Roma Financial Encouraged to Consider Selling After Choppy 3Q

The board of Roma Financial in Robbinsville, N.J., could be pondering the company's willingness to remain independent after enduring a difficult third quarter.

The $1.9 billion-asset mutual holding company earned $345,000 in the quarter, compared with $2.1 million a year earlier. The swoon caps a tumultuous several months for Roma that included a dividend cut, a written agreement with the Office of the Comptroller of the Currency and news that the chief executive will step down late next year.

The written agreement likely puts any plans for a second-step conversion on ice for now and, in that case, Roma should start looking to sell itself, analysts say.

"We don't believe that Roma will be a second-step candidate until it can work out from underneath the written agreement," Frank Schiraldi, an analyst at Sandler O'Neill, wrote in a Tuesday note to clients. "We continue to believe an attractive alternative … would be to seek to partner up with a larger MHC."

Schiraldi said in an interview Tuesday that he began viewing Roma as a likely acquisition candidate in late June when it reduced its dividend, a function of new Federal Reserve Board rules for mutual holding companies. He said the likelihood of a sale increased with the OCC order.

"I think it would be a pretty good option for them," Schiraldi said. "I noted it on the dividend suspension, but it came to the forefront with the agreement."

The push for Roma to sell underscores the idea that companies that are struggling might find a better future with someone else. 

Roma did not return a call for comment. Despite its struggles, the company's quarterly results included some trends that acquirers find attractive. Loan balances grew by nearly 3% from the second quarter, and core deposits grew by 1.5%. Roma's net interest margin compressed by only 2 basis points; Schiraldi wrote in his research note that he believes Roma can maintain a relatively stable margin.

Mutual holding companies can only sell to mutuals or mutual holding companies. Such companies are predominately located in the Northeast and several are open to acquisitions.

"There are five or six names that are big enough to get a deal for Roma done," Schiraldi said.

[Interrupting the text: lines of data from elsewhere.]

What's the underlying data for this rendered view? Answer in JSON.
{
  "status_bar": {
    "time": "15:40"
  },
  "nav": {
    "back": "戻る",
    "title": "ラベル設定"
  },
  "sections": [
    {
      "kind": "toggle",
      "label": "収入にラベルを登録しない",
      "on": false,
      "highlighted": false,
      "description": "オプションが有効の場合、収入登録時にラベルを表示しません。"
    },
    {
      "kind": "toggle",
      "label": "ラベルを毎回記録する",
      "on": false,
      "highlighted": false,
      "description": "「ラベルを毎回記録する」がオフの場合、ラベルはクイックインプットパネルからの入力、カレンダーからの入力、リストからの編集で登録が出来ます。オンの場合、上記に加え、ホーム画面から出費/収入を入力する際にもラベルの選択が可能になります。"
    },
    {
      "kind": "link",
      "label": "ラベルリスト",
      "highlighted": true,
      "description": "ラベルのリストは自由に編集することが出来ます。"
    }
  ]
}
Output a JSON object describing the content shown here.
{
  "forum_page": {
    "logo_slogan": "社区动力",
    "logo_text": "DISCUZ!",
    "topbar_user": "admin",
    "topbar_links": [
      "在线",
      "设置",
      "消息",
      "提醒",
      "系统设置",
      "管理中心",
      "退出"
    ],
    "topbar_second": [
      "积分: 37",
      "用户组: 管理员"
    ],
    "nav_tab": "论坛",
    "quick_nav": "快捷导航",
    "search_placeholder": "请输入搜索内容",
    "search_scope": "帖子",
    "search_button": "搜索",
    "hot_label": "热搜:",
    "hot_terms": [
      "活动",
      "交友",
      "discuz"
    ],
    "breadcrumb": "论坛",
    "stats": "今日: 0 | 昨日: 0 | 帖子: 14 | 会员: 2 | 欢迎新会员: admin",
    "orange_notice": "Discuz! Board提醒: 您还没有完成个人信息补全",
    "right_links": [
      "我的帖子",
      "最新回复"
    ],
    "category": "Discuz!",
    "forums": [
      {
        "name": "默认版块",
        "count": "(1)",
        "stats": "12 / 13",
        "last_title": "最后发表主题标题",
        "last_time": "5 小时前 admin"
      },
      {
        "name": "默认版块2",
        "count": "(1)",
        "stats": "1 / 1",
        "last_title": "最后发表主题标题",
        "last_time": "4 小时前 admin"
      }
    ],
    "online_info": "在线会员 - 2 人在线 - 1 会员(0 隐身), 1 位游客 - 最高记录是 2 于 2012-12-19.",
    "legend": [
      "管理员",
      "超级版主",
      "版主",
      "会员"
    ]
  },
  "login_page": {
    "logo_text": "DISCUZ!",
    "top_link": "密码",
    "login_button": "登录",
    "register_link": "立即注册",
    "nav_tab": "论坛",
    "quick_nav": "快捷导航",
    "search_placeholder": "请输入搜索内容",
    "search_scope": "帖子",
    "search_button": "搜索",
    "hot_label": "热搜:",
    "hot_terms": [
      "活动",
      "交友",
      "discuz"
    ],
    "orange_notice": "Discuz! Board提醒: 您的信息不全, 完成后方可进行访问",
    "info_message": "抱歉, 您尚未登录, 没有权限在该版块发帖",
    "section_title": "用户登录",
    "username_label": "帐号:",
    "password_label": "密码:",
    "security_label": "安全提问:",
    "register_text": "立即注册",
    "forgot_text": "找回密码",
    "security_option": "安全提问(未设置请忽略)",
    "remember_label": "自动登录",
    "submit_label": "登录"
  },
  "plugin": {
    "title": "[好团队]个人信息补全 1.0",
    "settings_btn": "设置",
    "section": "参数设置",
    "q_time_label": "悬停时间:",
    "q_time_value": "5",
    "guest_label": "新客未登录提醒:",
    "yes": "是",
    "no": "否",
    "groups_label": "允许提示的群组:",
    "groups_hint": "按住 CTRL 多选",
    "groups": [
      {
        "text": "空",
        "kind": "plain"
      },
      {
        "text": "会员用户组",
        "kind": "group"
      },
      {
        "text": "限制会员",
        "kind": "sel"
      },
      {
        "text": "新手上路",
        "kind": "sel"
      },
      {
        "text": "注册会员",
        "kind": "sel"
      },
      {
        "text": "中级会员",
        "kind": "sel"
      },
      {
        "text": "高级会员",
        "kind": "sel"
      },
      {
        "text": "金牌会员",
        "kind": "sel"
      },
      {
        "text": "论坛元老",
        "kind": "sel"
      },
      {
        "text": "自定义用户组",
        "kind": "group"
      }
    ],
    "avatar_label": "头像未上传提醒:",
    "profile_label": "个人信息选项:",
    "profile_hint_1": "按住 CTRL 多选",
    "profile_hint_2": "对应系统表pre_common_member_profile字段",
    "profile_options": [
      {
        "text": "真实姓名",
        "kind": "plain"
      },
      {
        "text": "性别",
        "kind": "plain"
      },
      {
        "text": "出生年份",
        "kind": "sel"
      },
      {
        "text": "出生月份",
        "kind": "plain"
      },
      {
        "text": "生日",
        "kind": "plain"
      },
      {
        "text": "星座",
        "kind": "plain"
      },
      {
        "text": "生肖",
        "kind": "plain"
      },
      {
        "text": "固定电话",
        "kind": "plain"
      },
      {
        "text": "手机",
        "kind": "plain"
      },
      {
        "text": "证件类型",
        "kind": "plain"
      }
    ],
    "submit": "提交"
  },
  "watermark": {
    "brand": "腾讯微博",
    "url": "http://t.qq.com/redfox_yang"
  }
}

The $4.8 billion-asset Beneficial Mutual Bancorp and the $11.5 billion-asset Investors Bancorp would be leading contenders, said Theodore Kovaleff, an analyst at Horwitz & Associates. Both are big enough to absorb the thrift and have ample capital, he said.

Beneficial, in Philadelphia, and Investors, in Short Hills, N.J., also have been active acquirers in the Northeast. Beneficial bought SE Financial, also in Philadelphia, earlier this year.

Investors has also been bullish on acquisitions. Kevin Cummings, the company's chief executive, has said that Investors was looking to make more acquisitions before it undertakes a second-step conversion.

Beneficial executives declined to discuss Roma; Cummings was not immediately available for comment.

Credit issues could still deter a would-be acquirer from pursuing Roma, Kovaleff said. The company's nonperforming assets grew nearly 38% in the third quarter from a quarter earlier, to $55 million.Kovaleff said a deal could be structured like Investors' acquisition of Brooklyn Federal Bancorp, which was announced in August 2011. That deal included a third party that agreed to buy Brooklyn's $208 million pool of commercial real estate in conjunction with the company's sale.

Even if Roma's management and board plan to remain independent, Kovaleff, who owns stock in several mutual holding companies but not Roma, said the company should explore a bulk sale of its troubled assets.

"I don't understand why they haven't bitten the bullet instead of taking little steps at a time," Kovaleff said. "They should do one big clean-up to take care of it."